🤖 AI Summary
To address the high computational latency and memory footprint of diffusion-based policies on resource-constrained mobile platforms, this paper proposes a lightweight deployment framework. First, we design a unified pruning-and-retraining pipeline guided by computational sensitivity analysis. Second, we introduce a consistency distillation mechanism to drastically reduce the number of sampling steps. Third, we incorporate restorative optimization to enhance denoising network accuracy. Evaluated on benchmark datasets including PushT and RoboMimic, our method achieves end-to-end real-time inference (>10 FPS), compresses model size by 62%, and maintains state-of-the-art action prediction accuracy. Crucially, it demonstrates effectiveness in real-world robotic manipulation tasks. The core contribution lies in the first synergistic integration of structured pruning, consistency distillation, and restorative optimization for diffusion policy compression—achieving an unprecedented balance between efficiency and performance.
📝 Abstract
Diffusion Policies have significantly advanced robotic manipulation tasks via imitation learning, but their application on resource-constrained mobile platforms remains challenging due to computational inefficiency and extensive memory footprint.
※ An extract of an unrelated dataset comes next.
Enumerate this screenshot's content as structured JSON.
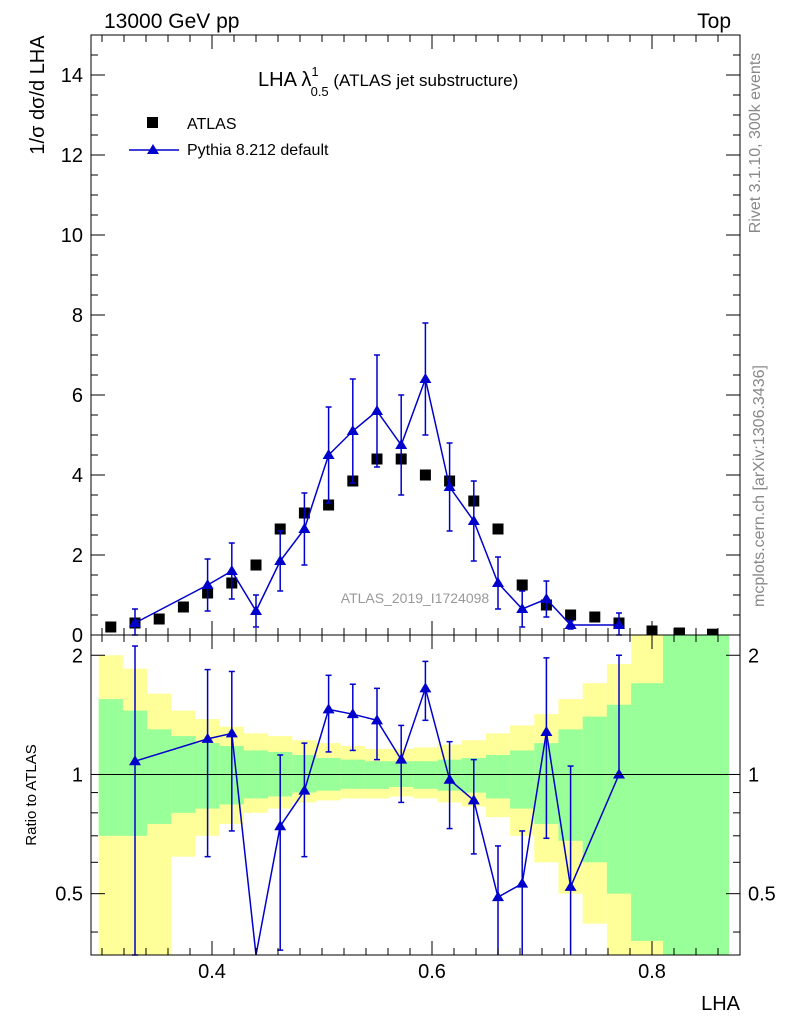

In this paper, we propose LightDP, a novel framework specifically designed to accelerate Diffusion Policies for real-time deployment on mobile devices. LightDP addresses the computational bottleneck through two core strategies: network compression of the denoising modules and reduction of the required sampling steps. We first conduct an extensive computational analysis on existing Diffusion Policy architectures, identifying the denoising network as the primary contributor to latency. To overcome performance degradation typically associated with conventional pruning methods, we introduce a unified pruning and retraining pipeline, optimizing the model's post-pruning recoverability explicitly. Furthermore, we combine pruning techniques with consistency distillation to effectively reduce sampling steps while maintaining action prediction accuracy. Experimental evaluations on the standard datasets, ie, PushT, Robomimic, CALVIN, and LIBERO, demonstrate that LightDP achieves real-time action prediction on mobile devices with competitive performance, marking an important step toward practical deployment of diffusion-based policies in resource-limited environments. Extensive real-world experiments also show the proposed LightDP can achieve performance comparable to state-of-the-art Diffusion Policies.